Loi sur les douanes [2]

2(1) Les définitions qui suivent s'appliquent à la présente loi.

...

«droits» Les droits ou taxes imposés, en vertu du Tarif des douanes, de la Loi sur la taxe d'accise, de la Loi sur l'accise, de la Loi sur les mesures spéciales d'importation ou de tout autre texte de législation douanière, sur les marchandises importées.

17(1) Les marchandises importées sont passibles de droits à compter de leur importation jusqu'à paiement ou suppression des droits.

31. Sous réserve de l'article 19, seul l'agent, dans l'exercice des fonctions que lui confère la présente loi ou une autre loi fédérale, peut, sauf s'il s'agit de marchandises dédouanées par lui ou par un autre agent, enlever des marchandises d'un bureau de douane, d'un entrepôt d'attente, d'un entrepôt de stockage ou d'une boutique hors taxes.

32(1) Sous réserve des paragraphes (2) et (4), des règlements d'application du paragraphe (6) et des articles 33 et 34, le dédouanement des marchandises est subordonné :

a) à leur déclaration en détail faite par leur importateur ou leur propriétaire

selon les modalités réglementaires et... ;

b) au paiement des droits afférents.

(2) Dans les circonstances prévues par règlement, le dédouanement peut s'effectuer avant la déclaration en détail prévue au paragraphe (1), à condition que l'importateur ou le propriétaire des marchandises fasse, selon les modalités réglementaires, une déclaration provisoire, qui doit être établie en la forme, ainsi qu'avec les renseignements, déterminés par le ministre ou satisfaisants pour lui.

LES FAITS

Les deux parties se fient sensiblement à l'exposé des faits présenté par l'intimé dans son mémoire. Cependant, l'appelante a aussi demandé à M. Wirth, président de Wirth Ltd., de témoigner en sa faveur.

L'appelante est un importateur de poutrelles en acier au carbone à larges ailes laminées à chaud originaires ou exportées de l'Espagne. La société prend les dispositions nécessaires pour le transport maritime et est responsable du dédouanement au Canada, où elle revend les marchandises aux utilisateurs d'acier.

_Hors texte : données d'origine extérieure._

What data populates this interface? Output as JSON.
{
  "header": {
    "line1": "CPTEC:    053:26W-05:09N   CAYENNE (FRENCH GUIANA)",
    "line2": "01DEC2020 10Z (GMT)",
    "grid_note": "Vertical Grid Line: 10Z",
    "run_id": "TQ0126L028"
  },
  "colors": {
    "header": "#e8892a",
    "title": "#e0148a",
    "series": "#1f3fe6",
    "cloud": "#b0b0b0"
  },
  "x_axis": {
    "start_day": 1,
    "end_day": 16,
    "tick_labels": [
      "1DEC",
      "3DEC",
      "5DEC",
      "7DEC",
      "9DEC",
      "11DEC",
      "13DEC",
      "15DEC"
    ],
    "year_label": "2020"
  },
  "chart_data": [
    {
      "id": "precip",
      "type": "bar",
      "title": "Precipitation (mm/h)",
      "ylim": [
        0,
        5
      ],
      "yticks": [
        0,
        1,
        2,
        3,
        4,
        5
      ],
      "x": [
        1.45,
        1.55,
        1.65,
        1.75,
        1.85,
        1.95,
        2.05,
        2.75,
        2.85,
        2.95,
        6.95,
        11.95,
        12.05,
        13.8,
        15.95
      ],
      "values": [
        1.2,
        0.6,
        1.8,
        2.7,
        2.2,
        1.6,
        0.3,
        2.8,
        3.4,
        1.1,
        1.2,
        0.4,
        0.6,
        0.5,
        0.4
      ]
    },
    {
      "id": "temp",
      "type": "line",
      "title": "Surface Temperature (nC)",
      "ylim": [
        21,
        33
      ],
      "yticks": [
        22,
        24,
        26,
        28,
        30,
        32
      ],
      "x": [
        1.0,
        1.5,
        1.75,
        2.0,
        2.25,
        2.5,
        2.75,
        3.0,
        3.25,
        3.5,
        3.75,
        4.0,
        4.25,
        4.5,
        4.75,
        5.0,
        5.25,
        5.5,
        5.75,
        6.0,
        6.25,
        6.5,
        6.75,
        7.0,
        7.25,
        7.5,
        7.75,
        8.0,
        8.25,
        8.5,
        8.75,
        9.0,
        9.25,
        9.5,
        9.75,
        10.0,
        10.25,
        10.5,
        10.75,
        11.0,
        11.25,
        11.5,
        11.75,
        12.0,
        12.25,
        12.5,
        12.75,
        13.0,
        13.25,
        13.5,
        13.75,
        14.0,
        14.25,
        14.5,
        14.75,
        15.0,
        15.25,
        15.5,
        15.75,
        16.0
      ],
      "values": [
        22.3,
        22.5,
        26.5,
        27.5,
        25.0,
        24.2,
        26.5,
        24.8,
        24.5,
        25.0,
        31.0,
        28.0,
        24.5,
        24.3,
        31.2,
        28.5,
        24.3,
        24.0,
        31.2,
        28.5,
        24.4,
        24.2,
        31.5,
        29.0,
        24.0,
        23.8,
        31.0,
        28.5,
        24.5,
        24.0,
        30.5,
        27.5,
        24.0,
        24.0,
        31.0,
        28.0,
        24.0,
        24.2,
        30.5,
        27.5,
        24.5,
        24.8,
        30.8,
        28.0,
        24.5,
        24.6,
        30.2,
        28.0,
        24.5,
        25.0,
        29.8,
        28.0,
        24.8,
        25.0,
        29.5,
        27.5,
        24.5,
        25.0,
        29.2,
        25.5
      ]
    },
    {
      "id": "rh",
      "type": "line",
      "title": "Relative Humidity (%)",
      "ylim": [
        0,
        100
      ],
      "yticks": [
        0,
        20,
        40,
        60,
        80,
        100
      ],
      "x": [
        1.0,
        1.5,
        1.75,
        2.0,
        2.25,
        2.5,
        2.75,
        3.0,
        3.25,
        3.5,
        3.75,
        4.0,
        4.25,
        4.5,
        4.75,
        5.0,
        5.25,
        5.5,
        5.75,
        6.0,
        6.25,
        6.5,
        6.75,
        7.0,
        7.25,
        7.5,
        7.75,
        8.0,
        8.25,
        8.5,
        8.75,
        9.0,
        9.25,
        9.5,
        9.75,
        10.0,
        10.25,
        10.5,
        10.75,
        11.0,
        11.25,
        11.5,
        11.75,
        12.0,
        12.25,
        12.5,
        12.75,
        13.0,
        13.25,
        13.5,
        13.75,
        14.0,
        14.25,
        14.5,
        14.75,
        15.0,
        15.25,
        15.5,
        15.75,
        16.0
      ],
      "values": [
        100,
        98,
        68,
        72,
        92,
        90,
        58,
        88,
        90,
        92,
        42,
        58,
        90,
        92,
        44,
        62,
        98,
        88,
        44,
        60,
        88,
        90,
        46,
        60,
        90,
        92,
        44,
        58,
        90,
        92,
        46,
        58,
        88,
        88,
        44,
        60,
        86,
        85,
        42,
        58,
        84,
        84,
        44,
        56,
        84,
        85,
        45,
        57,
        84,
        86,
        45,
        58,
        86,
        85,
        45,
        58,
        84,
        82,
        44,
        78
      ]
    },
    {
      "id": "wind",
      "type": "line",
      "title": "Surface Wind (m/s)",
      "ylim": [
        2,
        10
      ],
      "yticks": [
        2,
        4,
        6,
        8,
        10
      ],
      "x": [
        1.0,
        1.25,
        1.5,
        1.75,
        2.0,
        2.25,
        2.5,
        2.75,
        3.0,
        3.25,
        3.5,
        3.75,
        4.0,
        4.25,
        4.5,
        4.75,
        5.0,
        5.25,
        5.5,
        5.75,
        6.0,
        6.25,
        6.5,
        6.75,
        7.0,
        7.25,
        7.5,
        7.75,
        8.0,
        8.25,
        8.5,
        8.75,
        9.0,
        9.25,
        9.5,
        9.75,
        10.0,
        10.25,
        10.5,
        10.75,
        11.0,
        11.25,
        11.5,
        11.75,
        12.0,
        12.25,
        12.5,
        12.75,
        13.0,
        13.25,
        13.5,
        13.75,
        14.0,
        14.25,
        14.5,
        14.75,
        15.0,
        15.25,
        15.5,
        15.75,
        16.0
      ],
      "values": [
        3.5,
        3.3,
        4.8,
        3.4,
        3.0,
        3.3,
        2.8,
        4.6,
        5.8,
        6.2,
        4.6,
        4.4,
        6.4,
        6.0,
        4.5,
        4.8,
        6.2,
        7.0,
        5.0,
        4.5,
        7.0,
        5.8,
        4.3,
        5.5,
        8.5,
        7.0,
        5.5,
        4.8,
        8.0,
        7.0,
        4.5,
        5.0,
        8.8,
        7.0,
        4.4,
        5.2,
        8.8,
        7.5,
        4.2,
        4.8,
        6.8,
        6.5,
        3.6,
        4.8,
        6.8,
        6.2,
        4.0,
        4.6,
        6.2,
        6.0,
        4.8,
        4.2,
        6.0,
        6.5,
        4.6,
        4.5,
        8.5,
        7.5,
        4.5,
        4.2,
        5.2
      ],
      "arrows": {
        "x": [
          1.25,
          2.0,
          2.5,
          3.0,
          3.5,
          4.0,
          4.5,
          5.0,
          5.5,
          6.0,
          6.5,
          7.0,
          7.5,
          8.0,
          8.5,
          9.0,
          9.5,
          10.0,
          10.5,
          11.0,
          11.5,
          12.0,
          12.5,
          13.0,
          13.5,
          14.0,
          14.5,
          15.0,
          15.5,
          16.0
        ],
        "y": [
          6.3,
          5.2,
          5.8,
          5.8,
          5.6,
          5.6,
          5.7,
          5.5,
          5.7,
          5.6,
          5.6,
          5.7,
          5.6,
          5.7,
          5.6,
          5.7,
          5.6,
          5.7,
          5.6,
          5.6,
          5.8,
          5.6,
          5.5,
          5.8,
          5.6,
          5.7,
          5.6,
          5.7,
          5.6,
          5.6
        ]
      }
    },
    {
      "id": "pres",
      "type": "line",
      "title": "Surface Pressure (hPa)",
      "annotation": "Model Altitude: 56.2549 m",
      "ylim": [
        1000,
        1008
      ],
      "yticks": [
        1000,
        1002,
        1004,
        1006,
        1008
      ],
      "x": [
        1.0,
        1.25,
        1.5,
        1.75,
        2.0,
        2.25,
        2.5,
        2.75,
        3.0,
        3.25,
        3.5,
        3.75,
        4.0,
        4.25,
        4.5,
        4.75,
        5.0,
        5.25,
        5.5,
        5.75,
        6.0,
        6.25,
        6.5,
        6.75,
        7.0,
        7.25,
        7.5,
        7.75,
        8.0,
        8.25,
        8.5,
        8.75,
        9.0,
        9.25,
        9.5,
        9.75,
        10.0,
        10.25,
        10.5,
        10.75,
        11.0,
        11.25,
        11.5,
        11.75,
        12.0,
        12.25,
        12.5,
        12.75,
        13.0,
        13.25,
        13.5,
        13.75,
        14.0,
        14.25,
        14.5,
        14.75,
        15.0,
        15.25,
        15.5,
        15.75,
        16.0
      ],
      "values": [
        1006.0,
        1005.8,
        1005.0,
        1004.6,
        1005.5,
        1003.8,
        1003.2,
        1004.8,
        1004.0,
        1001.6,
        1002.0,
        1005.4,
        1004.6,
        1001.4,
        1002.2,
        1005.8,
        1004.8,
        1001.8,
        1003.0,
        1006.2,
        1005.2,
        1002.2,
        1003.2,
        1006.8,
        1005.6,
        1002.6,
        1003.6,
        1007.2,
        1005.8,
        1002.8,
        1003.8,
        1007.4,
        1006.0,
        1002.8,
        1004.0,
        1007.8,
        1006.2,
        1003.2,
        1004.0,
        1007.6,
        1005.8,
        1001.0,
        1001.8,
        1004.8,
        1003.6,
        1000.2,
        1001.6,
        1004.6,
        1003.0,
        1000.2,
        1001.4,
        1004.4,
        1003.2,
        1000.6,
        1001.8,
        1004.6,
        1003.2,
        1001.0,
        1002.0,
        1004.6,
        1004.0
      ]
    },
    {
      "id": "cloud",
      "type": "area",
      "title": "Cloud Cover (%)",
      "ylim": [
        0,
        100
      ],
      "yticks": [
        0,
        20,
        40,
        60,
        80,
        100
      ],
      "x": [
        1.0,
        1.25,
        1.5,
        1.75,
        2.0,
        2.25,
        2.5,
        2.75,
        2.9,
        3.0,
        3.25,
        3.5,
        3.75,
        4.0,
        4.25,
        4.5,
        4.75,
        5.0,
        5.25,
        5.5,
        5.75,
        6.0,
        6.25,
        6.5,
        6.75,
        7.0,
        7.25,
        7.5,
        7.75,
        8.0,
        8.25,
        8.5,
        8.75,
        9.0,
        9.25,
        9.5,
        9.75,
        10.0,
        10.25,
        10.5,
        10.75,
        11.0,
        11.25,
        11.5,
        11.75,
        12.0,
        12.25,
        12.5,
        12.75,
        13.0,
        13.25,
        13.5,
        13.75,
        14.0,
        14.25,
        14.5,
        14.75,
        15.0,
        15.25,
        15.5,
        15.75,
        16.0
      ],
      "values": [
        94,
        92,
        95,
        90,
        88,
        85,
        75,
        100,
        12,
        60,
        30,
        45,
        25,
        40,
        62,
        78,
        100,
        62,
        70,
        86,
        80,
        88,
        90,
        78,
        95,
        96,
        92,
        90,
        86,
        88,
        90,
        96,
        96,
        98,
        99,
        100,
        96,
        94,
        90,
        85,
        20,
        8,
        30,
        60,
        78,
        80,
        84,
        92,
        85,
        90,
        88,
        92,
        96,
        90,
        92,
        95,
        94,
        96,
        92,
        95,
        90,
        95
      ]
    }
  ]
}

M. Wirth a présenté des éléments de preuve sur les pratiques et les procédures générales des Douanes du Canada à l'importation de marchandises au Canada. Selon le témoin, lorsqu'un représentant d'une société demande aux agents des douanes de dédouaner les marchandises importées au Canada le jour même de la présentation des documents de déclaration douanière, les agents des douanes acquiescent à la demande.

M. Wirth a décrit le dédouanement des marchandises par les agents des douanes comme étant une simple formalité. Il a ajouté que les marchandises sont libérées sans inspection. M. Wirth a déclaré que les agents des douanes avaient déjà dédouané des marchandises avant leur arrivée au point d'entrée. À l'appui de ses dires, il a présenté un document de déclaration douanière (pièce A-1) se rapportant aux feuilles d'acier, marchandises qui ne font pas l'objet du présent appel, qui était estampillé «MAINLEVÉE - RELEASED» par les agents des douanes avant l'arrivée des marchandises au point d'entrée. Le témoin a ajouté que cela s'était produit dans le cas de plusieurs importations de la société.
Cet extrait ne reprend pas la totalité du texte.